Gross profit fell RMB 77.80 million to RMB 222.10 million, while gross margin remained stable at 10.70% (2024: 10.60%). Net profit attributable to shareholders decreased 16.90% to RMB 34.90 million, resulting in basic and diluted EPS of RMB 0.017 (2024: RMB 0.021).
Segment performance • Imported pharmaceutical products contributed RMB 2.06 billion in revenue (-26.1%). • Medical beauty services generated RMB 21.03 million (-26.8%). • The aesthetic medicine R&D segment has yet to record revenue but booked a segment loss of RMB 9.37 million.
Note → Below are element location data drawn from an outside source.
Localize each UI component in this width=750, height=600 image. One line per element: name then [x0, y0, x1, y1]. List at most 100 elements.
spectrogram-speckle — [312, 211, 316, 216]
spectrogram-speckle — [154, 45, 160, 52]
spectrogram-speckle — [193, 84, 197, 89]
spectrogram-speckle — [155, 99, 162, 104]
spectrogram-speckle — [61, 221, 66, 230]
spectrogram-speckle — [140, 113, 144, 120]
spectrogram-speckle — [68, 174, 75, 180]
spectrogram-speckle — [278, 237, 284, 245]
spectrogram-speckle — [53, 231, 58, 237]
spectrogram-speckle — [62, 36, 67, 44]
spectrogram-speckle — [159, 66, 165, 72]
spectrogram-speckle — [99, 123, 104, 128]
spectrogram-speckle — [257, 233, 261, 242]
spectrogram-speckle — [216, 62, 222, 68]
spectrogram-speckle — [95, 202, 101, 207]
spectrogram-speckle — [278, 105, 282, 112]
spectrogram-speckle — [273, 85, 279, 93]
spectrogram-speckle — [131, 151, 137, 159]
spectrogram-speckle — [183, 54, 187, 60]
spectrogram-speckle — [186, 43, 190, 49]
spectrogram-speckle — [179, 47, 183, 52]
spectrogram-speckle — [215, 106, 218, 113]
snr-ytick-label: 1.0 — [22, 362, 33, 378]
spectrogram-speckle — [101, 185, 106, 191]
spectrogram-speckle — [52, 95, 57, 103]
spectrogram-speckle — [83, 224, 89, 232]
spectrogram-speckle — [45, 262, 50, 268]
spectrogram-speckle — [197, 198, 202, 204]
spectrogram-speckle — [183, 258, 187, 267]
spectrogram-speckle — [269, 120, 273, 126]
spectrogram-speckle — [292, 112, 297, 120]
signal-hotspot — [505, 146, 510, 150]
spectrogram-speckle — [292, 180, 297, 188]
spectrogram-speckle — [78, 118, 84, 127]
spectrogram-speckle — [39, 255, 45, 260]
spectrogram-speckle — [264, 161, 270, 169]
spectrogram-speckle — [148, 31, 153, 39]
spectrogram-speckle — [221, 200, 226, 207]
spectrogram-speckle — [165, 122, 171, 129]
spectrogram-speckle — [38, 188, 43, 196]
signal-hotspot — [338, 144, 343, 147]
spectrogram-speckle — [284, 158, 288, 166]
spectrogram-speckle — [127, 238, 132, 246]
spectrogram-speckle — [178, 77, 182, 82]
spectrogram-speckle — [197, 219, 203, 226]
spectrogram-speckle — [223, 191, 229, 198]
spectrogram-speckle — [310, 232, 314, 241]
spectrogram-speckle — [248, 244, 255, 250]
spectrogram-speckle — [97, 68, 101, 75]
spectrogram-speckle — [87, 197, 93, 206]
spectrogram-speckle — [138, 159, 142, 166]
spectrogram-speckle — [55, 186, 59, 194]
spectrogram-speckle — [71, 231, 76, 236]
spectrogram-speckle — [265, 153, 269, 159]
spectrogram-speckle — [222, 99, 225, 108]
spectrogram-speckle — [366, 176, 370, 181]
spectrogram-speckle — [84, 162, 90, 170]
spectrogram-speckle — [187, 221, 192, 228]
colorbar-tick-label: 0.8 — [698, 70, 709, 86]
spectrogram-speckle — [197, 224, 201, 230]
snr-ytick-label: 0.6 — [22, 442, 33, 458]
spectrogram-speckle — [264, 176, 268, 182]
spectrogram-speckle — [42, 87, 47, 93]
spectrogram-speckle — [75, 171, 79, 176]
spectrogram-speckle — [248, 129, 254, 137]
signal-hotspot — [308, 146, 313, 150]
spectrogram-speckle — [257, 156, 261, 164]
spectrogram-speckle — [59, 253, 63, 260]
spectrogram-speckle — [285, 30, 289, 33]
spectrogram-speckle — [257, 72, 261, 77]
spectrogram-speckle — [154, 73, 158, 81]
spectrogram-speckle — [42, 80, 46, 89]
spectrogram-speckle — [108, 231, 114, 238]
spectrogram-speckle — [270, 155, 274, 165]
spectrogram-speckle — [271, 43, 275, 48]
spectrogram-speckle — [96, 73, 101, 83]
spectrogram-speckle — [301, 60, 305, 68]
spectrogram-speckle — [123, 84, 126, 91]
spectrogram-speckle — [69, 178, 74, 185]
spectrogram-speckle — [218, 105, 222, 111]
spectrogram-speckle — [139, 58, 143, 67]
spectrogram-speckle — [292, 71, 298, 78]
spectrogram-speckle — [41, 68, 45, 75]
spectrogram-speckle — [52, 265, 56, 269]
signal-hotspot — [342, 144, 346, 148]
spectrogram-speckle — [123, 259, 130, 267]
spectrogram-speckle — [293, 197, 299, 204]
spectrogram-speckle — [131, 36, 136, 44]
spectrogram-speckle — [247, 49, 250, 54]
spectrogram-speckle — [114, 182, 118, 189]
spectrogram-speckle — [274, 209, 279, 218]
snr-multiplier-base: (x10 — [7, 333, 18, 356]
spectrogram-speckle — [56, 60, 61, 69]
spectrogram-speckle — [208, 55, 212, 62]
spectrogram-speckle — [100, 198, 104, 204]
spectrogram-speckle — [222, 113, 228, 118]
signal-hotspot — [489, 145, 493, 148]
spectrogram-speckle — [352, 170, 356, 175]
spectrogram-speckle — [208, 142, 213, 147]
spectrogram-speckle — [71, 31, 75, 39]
Operating metrics • Selling and distribution expenses fell 9.93% to RMB 57.57 million. • Administrative expenses dropped 34.32% to RMB 82.75 million, reflecting lower R&D spending and staff costs. • Finance costs doubled to RMB 33.94 million, mainly due to a RMB 12.99 million guarantee fee and higher interest expense.
Balance sheet highlights (31 Dec 2025) • Total assets: RMB 1.85 billion; equity: RMB 694.06 million. • Net current assets improved to RMB 203.18 million (2024: RMB 180.55 million). • Inventories decreased 26.32% to RMB 259.56 million, extending turnover to 60 days (2024: 33 days). • Bank borrowings fell to RMB 179.72 million (2024: RMB 340.91 million); gearing ratio eased to 52.20% (2024: 57.50%). • Cash and cash equivalents stood at RMB 249.20 million; operating activities generated a positive cash inflow of RMB 207.59 million (2024 outflow: RMB 232.88 million).
Dividend The Board proposes a final dividend of HK 0.167 cents per share, totaling approximately HK 3.40 million, pending shareholder approval (2024: HK 0.20 cents).
Operational notes – Nationwide batch releases of human albumin solution declined to roughly 5,212 batches (2024: 5,511), reflecting softer hospital demand amid continued cost-containment measures. – The Chengdu cold-chain facility, Phase I (15,000 sqm), is fully operational, supporting biologics distribution. – The Group submitted launch registration for its first self-developed polycaprolactone filler “Girl Needle Type S” in December 2025.
Looking ahead, management will focus on stabilising market share through participation in volume-based procurement, advancing medical aesthetics R&D, and enhancing cold-chain supply capabilities while maintaining a conservative liquidity position.